On behalf of President Donald Trump, Rudy Giuliani gets a lot of TV time.
He's shouted on-air at a critic: "Shut up, moron!"
He's contradicted himself within seconds about whether he asked the Ukrainian government to probe Joe Biden.
He's read from sheets of paper he called "affidavits" about "bribes." The materials turned out to be printouts of right-wing polemics.
When you step back from all the day-to-day ravings, it is hard to imagine another president tolerating let alone promoting this kind of exhibition.
Pundits have always underrated Giuliani's ability to apple-polish for his patrons and clients.
He used to call Sen. John McCain "an American hero" and "a man of honor and integrity." Saying so now is politically incorrect in Trump circles. And Giuliani hasn't the gumption to defend the late McCain against Trump's posthumous degradations.
But Giuliani is more than Trump's designated heckler. He's considered Trump's personal lawyer — just as Michael Cohen was before becoming a federal inmate.
Giuliani, who says he is working for free for Trump, has embraced the gig.
Despite this private status, the ex-mayor also has asserted he conducted official business in Ukraine on behalf of the State Department. During the last presidential transition, Giuliani openly campaigned to become secretary of state, but Trump snubbed him even after his first top diplomat, Rex Tillerson, grew alienated.
Maybe Giuliani found a back door into the State Department role he coveted.
Giuliani pushed arms-seeking Ukrainian officials to point prosecutors toward Joe Biden, an American political rival of Trump's.

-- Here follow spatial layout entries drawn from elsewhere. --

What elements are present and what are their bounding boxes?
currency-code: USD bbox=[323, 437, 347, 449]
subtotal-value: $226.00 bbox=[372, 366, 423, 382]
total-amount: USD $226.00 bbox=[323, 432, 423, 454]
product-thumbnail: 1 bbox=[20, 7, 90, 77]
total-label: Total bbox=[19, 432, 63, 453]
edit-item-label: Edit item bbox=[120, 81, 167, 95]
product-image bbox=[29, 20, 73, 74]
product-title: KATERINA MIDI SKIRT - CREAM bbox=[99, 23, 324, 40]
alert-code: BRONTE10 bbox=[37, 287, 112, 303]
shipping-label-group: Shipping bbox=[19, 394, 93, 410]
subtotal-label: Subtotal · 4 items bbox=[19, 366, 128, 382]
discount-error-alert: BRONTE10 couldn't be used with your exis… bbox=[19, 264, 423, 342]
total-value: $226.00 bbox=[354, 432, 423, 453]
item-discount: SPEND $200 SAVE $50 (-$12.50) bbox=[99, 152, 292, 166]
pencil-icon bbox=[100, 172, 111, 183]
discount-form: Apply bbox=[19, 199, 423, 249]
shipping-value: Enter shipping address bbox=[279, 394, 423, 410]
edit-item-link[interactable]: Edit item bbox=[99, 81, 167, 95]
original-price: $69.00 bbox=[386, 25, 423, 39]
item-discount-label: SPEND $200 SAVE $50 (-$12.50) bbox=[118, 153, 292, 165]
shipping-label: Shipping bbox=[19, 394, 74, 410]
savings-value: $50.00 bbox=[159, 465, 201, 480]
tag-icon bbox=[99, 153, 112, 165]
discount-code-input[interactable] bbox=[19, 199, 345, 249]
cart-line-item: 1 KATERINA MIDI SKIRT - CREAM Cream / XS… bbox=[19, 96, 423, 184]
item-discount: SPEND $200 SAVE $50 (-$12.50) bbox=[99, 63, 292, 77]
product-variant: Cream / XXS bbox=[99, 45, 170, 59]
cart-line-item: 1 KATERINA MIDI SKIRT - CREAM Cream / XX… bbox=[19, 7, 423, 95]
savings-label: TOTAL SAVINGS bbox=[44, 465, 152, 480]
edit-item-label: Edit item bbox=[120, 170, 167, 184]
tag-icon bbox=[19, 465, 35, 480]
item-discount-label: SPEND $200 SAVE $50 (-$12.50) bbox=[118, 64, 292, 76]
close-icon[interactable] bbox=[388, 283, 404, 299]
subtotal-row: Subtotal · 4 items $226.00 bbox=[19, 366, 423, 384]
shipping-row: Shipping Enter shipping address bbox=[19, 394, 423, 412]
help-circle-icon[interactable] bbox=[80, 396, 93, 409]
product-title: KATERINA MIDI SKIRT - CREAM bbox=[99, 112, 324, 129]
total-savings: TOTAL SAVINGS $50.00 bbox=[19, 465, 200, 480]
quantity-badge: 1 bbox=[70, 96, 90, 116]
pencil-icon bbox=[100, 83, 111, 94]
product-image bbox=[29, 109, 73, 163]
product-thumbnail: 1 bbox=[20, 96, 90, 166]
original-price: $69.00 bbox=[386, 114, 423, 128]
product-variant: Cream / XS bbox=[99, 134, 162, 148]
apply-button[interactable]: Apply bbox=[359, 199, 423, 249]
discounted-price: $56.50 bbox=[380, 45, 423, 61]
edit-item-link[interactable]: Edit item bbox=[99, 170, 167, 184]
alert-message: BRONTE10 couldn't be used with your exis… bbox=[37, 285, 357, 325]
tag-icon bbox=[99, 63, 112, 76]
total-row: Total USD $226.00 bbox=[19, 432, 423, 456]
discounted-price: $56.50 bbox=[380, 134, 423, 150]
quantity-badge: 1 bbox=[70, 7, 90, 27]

Giuliani also did some globe-trotting to Turkey on an interesting mission.
Two years ago, he and a longtime friend, lawyer Michael Mukasey, visited Turkish President Recep Tayyip Erdogan on behalf of Reza Zarrab, a gold trader charged with violating sanctions against Iran whom Erdogan wanted freed.
Mukasey in court papers called the meeting part of an effort to seek “a state-to-state resolution of this case,” saying “senior officials in both the U.S. government and the Turkish government remain receptive to pursuing the possibility of an agreement.”
That's not your typical handling of a criminal case. Giuliani's representation of private clients from the former Soviet Union also blends — or clashes, depending on your point of view — with his recent shadow-diplomat role for Trump in Eastern Europe.
U.S. Ukraine Ambassador Marie Yovanovitch was dismissed after Giuliani and other Trump allies complained she was blocking a Biden probe, The Wall Street Journal reported. In fact, she'd criticized then-Ukraine prosecutor general Yuriy Lutsenko for his handling of corruption.
As part of their Trump impeachment inquiry, House Democrats are seeking information from Lev Parnas and Igor Fruman, Ukrainian-American business associates of Giuliani's and also big GOP donors.
Giuliani's advocacy for Trump and his private clients has remarkable overlap.
Last December, Giuliani met for 45 minutes with then-leading Ukrainian presidential candidate Yulia Tymoshenko, according to CNN. "She probably wanted me to tell the President that she was the best one to win," Giuliani told the network.
Back in May, Giuliani attacked businessman Igor Kolomoisky, a fierce critic of the Kremlin, which nationalized his assets after the 2014 annexation of Crimea, according to the McClatchy DC Bureau.
“The notorious oligarch returned from a long exile and immediately threatened and defamed two Americans, Lev Parnas and Igor Fruman,” Giuliani tweeted. “They are my clients and I have advised them to press charges.” He demanded that Ukrainian authorities pursue Kolomoisky.
The core of the question is whom Giuliani is serving overseas and whether it has anything at all to do with what is best for America.